I had a few pages from a new site indexed for a few days, and now they're gone. It looks like even though the bots are unified, the crawling and the indexing that results are not.

Marval

8:46 pm on Jun 30, 2003 (gmt 0)

10+ Year Member



Heres an example of what Ive seen...
216.239.45.4 - - [30/Jun/2003:09:35:49 -0400] "GET / HTTP/1.0" 200 39031 "-" "Googlebot/2.1 (+http://www.googlebot.com/bot.html)"
Been seeing these just about every day on some sites..of course Im seeing the 64. bots as well

<added> kind of weird, but Im seeing it do repetitive requests for the same page - and getting server 200s so I know its getting the page...seeing the same thing on the 64 bots...loads of repetitive requests for the same page and all good responses from the server</added>

why2kit

9:00 pm on Jun 30, 2003 (gmt 0)

10+ Year Member



Now that's interesting. Deepbots ip used to be 216.239.46.xx

Clark

7:39 am on Jul 3, 2003 (gmt 0)

WebmasterWorld Senior Member 10+ Year Member



This crawler is out again. I'm getting 4 pages per minute and definitely brand new pages. A good sign. Hopefully it means that the freshdeepbot has begun. Still looking for a real deep crawl. Anybody seeing very active bots out?

teeceo

8:07 am on Jul 3, 2003 (gmt 0)

10+ Year Member



Yup, i see freshdeep going to some pages that only get a visit once a month.

swizz

2:20 pm on Jul 3, 2003 (gmt 0)

10+ Year Member



Hello Guys,

GG said the new deepbot won't be using the same IP, but he also added to the sentence that they were going to give him a new ip... I don't remeber the sentence well, try searching on the last update thread.

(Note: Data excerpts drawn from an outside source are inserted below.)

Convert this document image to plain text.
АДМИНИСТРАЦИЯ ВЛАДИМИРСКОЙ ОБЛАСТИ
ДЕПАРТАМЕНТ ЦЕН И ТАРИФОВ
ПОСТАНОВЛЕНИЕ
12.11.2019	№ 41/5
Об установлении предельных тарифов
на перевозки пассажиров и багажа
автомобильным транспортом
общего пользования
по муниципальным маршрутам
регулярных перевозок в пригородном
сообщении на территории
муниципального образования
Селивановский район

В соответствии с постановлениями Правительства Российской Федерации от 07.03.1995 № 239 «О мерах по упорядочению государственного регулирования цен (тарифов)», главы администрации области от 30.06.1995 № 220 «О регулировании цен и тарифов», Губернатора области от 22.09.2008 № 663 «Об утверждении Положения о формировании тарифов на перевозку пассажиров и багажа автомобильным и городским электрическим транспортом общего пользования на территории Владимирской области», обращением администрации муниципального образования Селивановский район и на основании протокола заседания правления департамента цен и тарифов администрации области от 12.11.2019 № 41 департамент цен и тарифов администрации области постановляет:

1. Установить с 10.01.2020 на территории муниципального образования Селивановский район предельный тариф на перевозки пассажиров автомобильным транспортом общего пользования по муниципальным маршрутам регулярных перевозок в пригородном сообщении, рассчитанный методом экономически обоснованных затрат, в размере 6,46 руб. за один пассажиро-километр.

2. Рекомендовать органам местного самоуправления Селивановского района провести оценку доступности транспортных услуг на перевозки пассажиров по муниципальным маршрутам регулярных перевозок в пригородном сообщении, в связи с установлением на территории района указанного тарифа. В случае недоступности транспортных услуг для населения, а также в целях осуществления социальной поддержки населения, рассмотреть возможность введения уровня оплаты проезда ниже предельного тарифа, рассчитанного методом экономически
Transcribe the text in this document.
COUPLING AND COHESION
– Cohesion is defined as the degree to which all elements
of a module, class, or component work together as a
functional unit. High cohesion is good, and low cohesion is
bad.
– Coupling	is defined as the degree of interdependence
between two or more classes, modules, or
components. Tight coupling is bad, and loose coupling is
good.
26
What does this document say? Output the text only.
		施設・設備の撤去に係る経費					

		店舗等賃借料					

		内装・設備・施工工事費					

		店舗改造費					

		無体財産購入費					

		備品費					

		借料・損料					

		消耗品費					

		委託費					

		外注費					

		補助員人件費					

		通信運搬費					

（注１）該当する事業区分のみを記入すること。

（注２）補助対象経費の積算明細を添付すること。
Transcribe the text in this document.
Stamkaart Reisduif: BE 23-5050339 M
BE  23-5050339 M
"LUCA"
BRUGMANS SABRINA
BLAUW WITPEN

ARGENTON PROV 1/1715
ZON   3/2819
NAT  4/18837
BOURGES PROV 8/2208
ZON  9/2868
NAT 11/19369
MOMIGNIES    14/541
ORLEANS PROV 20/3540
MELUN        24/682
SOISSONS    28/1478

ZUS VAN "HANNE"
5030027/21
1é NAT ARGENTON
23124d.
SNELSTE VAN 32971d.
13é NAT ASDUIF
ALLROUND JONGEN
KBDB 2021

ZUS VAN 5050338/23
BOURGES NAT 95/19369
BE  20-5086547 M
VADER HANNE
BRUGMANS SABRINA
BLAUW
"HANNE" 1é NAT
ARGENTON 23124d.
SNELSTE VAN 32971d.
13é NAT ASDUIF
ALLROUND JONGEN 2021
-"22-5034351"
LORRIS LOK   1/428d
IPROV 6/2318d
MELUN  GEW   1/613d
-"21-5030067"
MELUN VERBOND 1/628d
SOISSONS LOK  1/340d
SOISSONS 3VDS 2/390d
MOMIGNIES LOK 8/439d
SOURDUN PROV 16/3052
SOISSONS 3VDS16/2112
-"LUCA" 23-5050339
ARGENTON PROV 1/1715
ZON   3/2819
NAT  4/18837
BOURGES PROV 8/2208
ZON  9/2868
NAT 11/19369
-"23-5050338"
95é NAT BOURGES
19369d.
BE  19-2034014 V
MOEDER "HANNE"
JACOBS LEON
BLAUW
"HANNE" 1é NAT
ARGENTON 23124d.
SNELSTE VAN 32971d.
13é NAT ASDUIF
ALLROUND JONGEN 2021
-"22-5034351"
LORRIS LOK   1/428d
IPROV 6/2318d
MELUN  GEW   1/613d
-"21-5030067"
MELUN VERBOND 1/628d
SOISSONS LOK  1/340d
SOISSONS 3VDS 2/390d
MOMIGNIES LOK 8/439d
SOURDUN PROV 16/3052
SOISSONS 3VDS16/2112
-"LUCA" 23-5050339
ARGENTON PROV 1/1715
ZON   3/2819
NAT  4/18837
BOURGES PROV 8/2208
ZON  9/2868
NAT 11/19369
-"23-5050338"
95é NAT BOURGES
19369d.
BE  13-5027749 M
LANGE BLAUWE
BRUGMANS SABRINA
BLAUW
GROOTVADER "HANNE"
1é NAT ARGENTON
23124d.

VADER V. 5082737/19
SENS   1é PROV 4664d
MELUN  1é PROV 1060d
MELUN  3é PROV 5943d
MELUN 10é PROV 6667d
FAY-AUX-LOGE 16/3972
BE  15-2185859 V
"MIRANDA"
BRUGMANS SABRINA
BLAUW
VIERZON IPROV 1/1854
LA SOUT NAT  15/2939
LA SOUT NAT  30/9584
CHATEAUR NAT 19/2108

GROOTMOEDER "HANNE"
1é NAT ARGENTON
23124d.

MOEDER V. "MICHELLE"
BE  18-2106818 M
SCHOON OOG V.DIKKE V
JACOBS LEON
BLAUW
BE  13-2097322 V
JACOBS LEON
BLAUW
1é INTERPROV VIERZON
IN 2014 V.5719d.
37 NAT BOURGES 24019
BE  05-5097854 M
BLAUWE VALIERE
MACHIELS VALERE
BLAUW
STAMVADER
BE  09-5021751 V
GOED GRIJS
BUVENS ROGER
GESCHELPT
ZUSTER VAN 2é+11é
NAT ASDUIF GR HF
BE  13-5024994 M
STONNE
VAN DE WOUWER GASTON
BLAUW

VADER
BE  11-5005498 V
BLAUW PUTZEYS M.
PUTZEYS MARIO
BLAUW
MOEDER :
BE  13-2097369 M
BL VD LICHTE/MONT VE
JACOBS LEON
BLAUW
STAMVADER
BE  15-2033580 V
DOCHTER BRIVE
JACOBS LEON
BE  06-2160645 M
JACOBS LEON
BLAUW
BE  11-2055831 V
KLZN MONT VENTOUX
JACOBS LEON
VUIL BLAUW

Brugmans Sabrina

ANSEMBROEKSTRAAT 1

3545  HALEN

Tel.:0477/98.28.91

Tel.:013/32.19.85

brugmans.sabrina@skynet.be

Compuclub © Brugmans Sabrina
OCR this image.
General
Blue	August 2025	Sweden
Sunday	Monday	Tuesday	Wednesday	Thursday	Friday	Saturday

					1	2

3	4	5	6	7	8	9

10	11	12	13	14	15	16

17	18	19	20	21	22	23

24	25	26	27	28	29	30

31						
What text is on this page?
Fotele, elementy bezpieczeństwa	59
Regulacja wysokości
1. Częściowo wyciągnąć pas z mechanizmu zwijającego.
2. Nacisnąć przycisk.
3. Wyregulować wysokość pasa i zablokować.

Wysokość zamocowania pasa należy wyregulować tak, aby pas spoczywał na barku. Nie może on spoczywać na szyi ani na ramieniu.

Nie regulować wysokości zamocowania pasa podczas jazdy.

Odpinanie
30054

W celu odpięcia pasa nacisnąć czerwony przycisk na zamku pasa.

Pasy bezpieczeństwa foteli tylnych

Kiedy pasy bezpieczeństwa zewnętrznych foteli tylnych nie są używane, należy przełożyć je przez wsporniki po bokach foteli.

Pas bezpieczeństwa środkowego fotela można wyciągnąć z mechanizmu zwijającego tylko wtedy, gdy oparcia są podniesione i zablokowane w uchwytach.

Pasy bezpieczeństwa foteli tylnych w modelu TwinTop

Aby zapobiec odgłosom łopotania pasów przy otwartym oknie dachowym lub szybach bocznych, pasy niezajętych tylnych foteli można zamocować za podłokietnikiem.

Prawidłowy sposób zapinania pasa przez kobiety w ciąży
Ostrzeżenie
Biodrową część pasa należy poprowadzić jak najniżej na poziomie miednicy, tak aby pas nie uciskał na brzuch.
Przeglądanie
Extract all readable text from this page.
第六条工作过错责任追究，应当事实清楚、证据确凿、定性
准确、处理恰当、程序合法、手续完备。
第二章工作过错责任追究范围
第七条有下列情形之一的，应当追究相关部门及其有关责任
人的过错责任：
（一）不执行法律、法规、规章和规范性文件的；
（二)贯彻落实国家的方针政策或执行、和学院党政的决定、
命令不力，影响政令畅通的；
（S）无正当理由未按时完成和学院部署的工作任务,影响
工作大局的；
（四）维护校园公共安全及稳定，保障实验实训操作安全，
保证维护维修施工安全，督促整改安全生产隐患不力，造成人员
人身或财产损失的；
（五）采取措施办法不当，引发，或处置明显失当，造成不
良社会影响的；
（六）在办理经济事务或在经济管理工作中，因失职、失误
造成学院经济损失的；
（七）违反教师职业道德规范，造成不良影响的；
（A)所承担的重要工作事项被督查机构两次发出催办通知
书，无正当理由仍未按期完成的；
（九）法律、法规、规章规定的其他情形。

I wanted to write about some bot behavior on 64.68.84-85, 5 days before the big update, but it was deleted because of the premoderetaion.

I think freshbot was optimized and is still running on 64.68.82.* and the new deepbot is running on 64.68.84-85.* ip range... it is weird that 5 days after I saw 84-85 there was the big "E" update.